«Владимир Спиваков приглашает»: элегическое целомудрие vs цельная картина хаоса

5 октября в Светлановском зале Московского международного Дома музыки открылся фестиваль «Владимир Спиваков приглашает». Уже XIII раз Владимир Теодорович собирает всех, кому не чуждо чувство прекрасного, кому небезразлично искусство классической музыки, кто раз за разом готов ходить и слушать, сравнивать и наслаждаться. Генеральным партнером масштабного музыкального фестиваля в этом году выступил СБЕР, в миссию которого входит, в том числе, сохранение и приумножение культурного наследия страны.

Кто же Спиваков больше – скрипач или дирижер? А, может, третье? Уже какой раз он показывает себя в качестве выдающегося организатора культурной жизни столицы. На открытии фестиваля, помимо функции организатора, Спиваков выступил как дирижер Национального филармонического оркестра России.

В программе концерта музыка Александра Скрябина, Анатолия Лядова и много-много музыки Эдварда Грига. Открывают фестиваль пьесы из сюиты, написанной по мотивам драмы Генрика Ибсена «Пер Гюнт». Вот так: начать мероприятие фактически с инструментальных миниатюр – это ход конём, и сразу шах! Эти пьесы настолько хорошо известны, что, пожалуй, дополнительных пояснений не требуется. Хочу лишь скромно заметить, что по популярности музыка давно превзошла ибсеновский текст.
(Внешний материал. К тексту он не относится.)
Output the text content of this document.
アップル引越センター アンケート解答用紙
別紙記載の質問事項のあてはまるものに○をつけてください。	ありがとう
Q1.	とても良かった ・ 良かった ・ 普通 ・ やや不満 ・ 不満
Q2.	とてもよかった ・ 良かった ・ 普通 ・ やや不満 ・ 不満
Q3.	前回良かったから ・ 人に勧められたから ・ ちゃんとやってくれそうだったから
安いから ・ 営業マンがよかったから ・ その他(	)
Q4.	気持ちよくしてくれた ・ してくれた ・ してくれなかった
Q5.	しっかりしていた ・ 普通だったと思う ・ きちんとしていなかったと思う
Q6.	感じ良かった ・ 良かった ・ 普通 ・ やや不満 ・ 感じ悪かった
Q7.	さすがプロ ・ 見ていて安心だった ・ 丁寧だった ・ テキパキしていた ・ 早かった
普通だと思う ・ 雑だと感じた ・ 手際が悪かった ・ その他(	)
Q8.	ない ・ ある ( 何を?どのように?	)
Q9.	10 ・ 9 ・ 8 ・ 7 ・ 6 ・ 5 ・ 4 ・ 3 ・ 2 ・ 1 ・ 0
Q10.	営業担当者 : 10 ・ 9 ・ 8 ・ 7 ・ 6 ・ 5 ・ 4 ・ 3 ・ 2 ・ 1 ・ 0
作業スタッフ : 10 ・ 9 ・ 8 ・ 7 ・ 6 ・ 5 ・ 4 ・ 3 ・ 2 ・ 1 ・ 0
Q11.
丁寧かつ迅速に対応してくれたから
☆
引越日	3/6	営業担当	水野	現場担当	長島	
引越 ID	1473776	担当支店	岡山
Григ слыл большим знатоком и фанатом норвежского фольклора, а тут возник новомодный тренд на, можно так сказать, роль антиличности в истории. В отличие от традиционного героического и глубоко социализированного персонажа в пьесе «Пер Гюнт» главный герой стремится не найти себя и реализовать свое предназначение, а увильнуть от него. Надо не «быть самим собой», а «быть самим собой довольным». Разницу ощущаете? Григ работал не автономно, а в плотном взаимодействии с Ибсеном. Наброски, словесные описания музыки, как она ему виделась, Ибсен направлял композитору в письмах. Постепенно сложился творческий тандем. Секрет успеха заключался ещё и в том, что писатель изначально придавал музыке огромное значение и даже предлагал поделить гонорар пополам, как между равноценными соавторами. Несмотря на лояльность соавторов друг к другу, задача оказалась для Грига чрезвычайно сложной. Неудивительно, что партитура, представленная композитором, существенно отличалась от того, что было задумано драматургом. В итоге Григ отказался от затеи воплотить в музыке образ главного героя целиком, решив сосредоточиться на тех эпизодах, которые были ему наиболее близки и ментально понятны.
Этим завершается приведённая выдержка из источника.